Other than security, Mellace is concerned that chemicals used by neighbours in an industrial park might damage his plants. He also fears the higher operational costs of a larger industrial facility would put him out of business.

In the future, Mellace wants to grow his plants in the ground, shielded by low greenhouses. And he’s not looking for farm status or tax breaks.

“It’s a plant. You can’t convert this into industrial if it’s a plant. How?,” said Mellace. “As far as farming is concerned, the definition of farming is plants and animals…The definition of industrial does not include plants and/or animals.”

Mellace supports closing grow-ops in residential areas, and moving them to regulated locations that are known to RCMP and Health Canada. His current set-up fits this criteria, he said.

“I’m nowhere near a hospital, nowhere near a school. No neighbours, no nothing. And that’s the way it should be. You’re supposed to be in remote areas. Don’t even be anywhere near the city,” he said.

FVRD will consider zoning of medical marijuana at the next electoral area services committee on Nov. 13 at 1 p.m. in Chilliwack. Mellace said he is applying to be a delegate at the meeting in order to present his case.

The City of Abbotsford is moving to ban medical marijuana grow-ops within city limits entirely.

The federal government is phasing out the rules that allow private users to grow pot in their homes, the licence under which Mellace has been operating since 2002. Instead, pot will be grown in factory farms monitored by the RCMP and public health inspectors.
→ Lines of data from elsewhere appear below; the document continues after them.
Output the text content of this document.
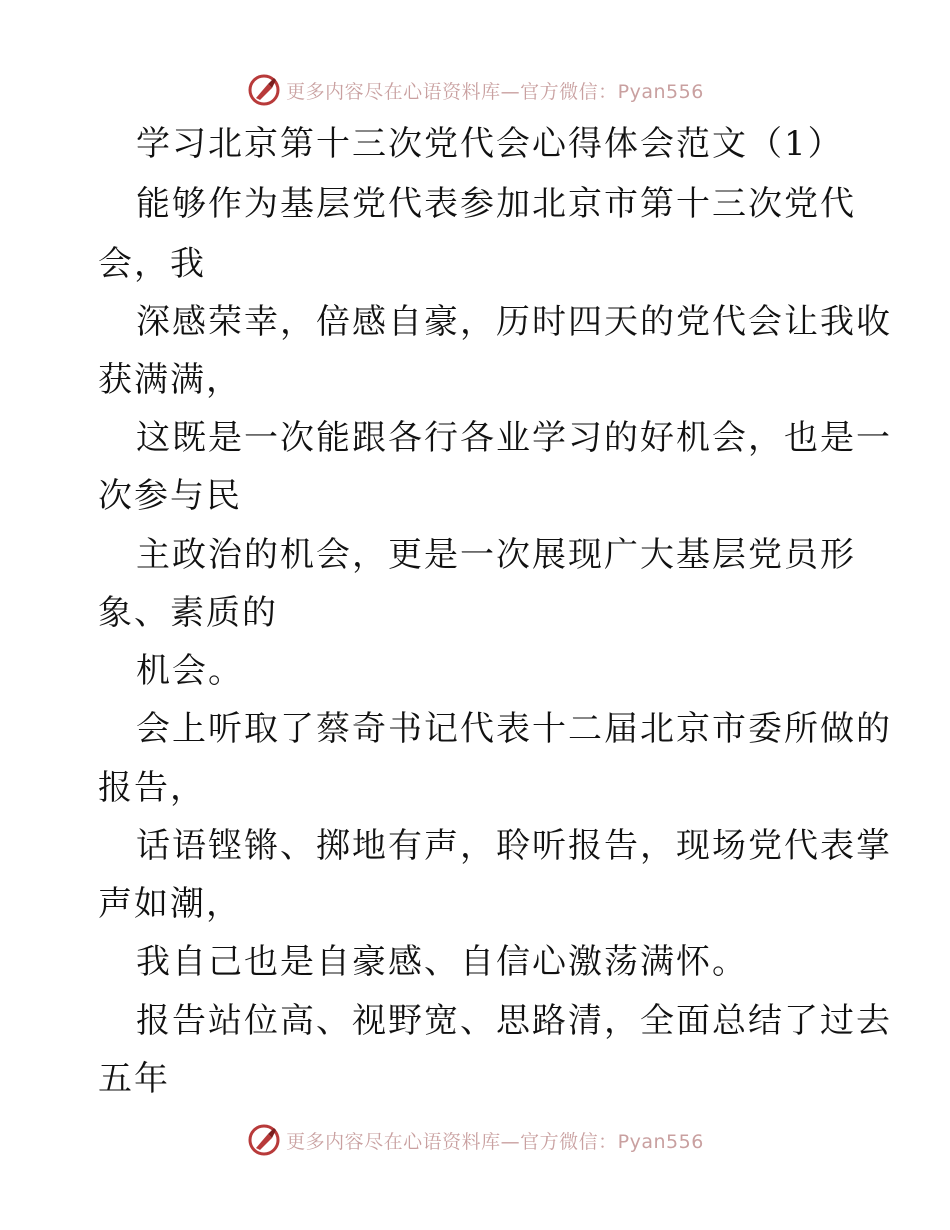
更多内容尽在心语资料库—官方微信：Pyan556
学习北京第十三次党代会心得体会范文（1）
能够作为基层党代表参加北京市第十三次党代
会，我
深感荣幸，倍感自豪，历时四天的党代会让我收
获满满，
这既是一次能跟各行各业学习的好机会，也是一
次参与民
主政治的机会，更是一次展现广大基层党员形
象、素质的
机会。
会上听取了蔡奇书记代表十二届北京市委所做的
报告，
话语铿锵、掷地有声，聆听报告，现场党代表掌
声如潮，
我自己也是自豪感、自信心激荡满怀。
报告站位高、视野宽、思路清，全面总结了过去
五年
更多内容尽在心语资料库—官方微信：Pyan556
The first licences to operate such farms have already been granted.

NOT YOUR AVERAGE GROW-OP

Ever since Mellace made headlines in 2010 for smoking a joint – legally – on Parliament Hill, he has been pushing the boundaries with his buds. With help from researchers at various Canadian universities, Mellace has developed a way to separate the high-inducing chemical – THC – from the chemicals that relieve pain – CBD and CBN.

The result is a skin cream that relieves arthritis. It’s a butter that bakes into cookies. It’s a throat lozange.

“We’re not promoting the smoking park,” said Mellace. “We liquify it. So by liquifying it, we can give you more CBD, more CBN, and take out the THC, so there’s no high.”

Mellace is thinking about people aged 40 plus, for whom a medicated pasta sauce or a candy may be more accessible than smoking. Some of his products contain THC; others don’t. As Mellace experiments with his buds, he is learning to control the amount of THC in the product. In the future, he could customize medicated creams and sauces to clients’ specifications.

“There’s no addiction. There’s no high. You’re getting the pain relief you want and you can still go to work, without having that social nightmare of getting addicted,” Mellace said. “This is all natural. It’s all organic, there’s no pesticides, no carcinogens…We just want to give the doctors more tools to work with.”

For now, Mellace can’t sell any of the products. He can only produce them for personal consumption, he said.

But he expects regulations to change soon. And when they do, Mellace is ready to move quickly.

“Nobody has this yet. We were the first ones. We’ve always been the pioneers in extraction and research and development. We have seven years of it already in play. We’re ready for clinical trials. We’re waiting,” said Mellace.